Striking New Orleans sanitation workers fired, replaced by prison slave labor

Sanitation workers protest, New Orleans, May 5.

Sanitation workers in New Orleans are fed up with low pay, long hours and hazardous conditions. Their problems are magnified by the COVID-19 pandemic which has officially killed nearly 1,000 people in the city’s metropolitan area.

Close to 20 city sanitation workers who work for Metro Disposal, a private company, held a protest on May 5, demanding hazard pay due to the increased risks they face during a pandemic. The workers are paid only $10.25 an hour and want a pay increase to $15 an hour. They are demanding better personal protective equipment as well, which they say has not been regularly provided by management. 

One of the workers explained, “They give us masks that are ruined after a couple days and nothing for the rest of the week. We get work gloves but no latex gloves.  If we are cut, we can get infected.”

Over the past several decades, New Orleans, like many cities in the U.S., has experienced the privatization of a large number of  public services.  They have been sold off to private firms that operate for a profit and often cut corners to increase their profits’ bottom line. 

While the city was still under a mandatory evacuation order following Hurricane Katrina in 2005, all New Orleans public schools were hastily privatized, making the city the first in the country to have an entirely privatized education system. This privatization trend continued to consume other city services as well, including sanitation.

Prevention the best medicine

Sanitation workers are an integral part of the public health workforce.  Their role could be viewed as just as crucial, or even more crucial, for public health than the role of medical workers. Sanitation workers prevent diseases at their source. And as the coronavirus pandemic has clearly shown, prevention is the best medicine. 

In socialist Cuba, where the public medical system faces shortages of certain medicines, devices and supplies due to the U.S. blockade of the island, preventive medicine plays a much bigger role.  The Cubans recognize how crucial is the work done by sanitation workers.

Cuba’s health care system has highly positive results.  It delivers high life expectancy and low mortality rates compared to its neighbors — and even compared to developed capitalist countries like the U.S.  Yet the Cubans do this while having far less money and resources at their disposal.

After the May 5 protest, Metro Disposal fired several workers. Some of the remaining workers formed the City Waste Union; yet so far management has  refused to voluntarily recognize it. Instead, the company ordered the striking workers to vacate the premises. Management then brought in prison laborers from nearby Livingston Parish in an attempt to break the strike. According to Louisiana law, incarcerated laborers can be paid only 13 percent of the normal pay of $10.25 an hour.
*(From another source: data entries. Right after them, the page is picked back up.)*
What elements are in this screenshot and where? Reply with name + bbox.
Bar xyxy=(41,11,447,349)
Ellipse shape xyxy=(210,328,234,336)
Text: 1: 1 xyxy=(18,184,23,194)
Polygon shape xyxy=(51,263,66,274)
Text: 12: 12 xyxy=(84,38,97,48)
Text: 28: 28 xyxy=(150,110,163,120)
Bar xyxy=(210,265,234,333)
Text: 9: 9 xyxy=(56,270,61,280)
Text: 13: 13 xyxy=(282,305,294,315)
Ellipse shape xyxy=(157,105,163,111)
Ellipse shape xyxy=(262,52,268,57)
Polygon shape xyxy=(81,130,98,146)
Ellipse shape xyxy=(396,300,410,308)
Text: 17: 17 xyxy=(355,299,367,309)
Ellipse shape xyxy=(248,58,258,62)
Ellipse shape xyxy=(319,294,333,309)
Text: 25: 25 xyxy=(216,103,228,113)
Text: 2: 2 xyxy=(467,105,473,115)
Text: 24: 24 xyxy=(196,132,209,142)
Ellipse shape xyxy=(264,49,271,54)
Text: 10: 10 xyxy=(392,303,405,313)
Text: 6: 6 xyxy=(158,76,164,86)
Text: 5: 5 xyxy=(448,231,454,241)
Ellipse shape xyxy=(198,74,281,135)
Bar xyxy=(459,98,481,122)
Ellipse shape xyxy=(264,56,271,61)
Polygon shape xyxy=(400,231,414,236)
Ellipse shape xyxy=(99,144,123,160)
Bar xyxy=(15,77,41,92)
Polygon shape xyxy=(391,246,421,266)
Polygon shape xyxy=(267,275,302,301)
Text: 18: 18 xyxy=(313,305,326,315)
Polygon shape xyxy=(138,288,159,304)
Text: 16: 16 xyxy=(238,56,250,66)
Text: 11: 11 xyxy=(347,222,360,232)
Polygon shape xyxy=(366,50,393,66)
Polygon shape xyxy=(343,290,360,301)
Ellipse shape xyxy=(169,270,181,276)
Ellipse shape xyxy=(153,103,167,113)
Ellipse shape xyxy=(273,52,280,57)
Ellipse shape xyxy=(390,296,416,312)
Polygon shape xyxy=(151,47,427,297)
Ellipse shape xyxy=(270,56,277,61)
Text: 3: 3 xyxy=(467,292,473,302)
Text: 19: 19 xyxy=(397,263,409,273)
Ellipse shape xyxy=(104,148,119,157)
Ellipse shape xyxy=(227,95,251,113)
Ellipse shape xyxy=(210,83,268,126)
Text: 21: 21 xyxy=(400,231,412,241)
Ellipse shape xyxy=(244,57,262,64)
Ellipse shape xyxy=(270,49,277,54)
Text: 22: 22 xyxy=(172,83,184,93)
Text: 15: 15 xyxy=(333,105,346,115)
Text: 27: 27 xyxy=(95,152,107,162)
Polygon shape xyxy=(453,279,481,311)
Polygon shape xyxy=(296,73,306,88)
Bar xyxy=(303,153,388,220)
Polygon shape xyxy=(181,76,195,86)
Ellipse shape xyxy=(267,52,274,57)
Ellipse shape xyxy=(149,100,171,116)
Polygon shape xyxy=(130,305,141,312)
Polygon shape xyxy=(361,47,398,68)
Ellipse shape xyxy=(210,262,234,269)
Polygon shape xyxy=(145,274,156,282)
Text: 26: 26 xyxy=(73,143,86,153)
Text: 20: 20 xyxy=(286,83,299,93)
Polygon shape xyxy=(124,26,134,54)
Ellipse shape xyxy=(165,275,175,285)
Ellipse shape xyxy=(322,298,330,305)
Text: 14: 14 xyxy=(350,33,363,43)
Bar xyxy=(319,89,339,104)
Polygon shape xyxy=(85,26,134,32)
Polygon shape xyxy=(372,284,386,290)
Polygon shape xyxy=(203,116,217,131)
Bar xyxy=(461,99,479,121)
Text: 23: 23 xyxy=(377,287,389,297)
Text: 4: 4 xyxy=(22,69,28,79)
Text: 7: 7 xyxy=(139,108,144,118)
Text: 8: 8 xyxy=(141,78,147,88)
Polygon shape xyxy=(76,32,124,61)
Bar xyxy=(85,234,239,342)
Lock5 LLC, the private supplier of prison labor, can keep up to 64 percent of the already meager wages.  This means that prison laborers essentially endure a modern form of slavery. Louisiana has one of the highest incarceration rates in the world.  A large number of inmates provide labor in agriculture, manufacturing and services like sanitation. They also work in the state capital, filing papers and cleaning the facilities for the governor and lawmakers.

In response to a massive outpouring of frustration from the community over the firings and use of prison labor, the parent company released a statement saying: “Metro Services Group has long been an advocate of helping persons who had been incarcerated return to society in a meaningful and productive way. Metro makes no apologies for this policy as a core element of our commitment to being good corporate citizens.” 

This public relations statement attempts to cover up the company’s exploitation of prison laborers and ignores its refusal to recognize the sanitation workers’ union — but it doesn’t fool anyone. This shows how critically important it is for labor and community organizations to show solidarity with sanitation workers and incarcerated workers and demand fair wages and treatment for them all.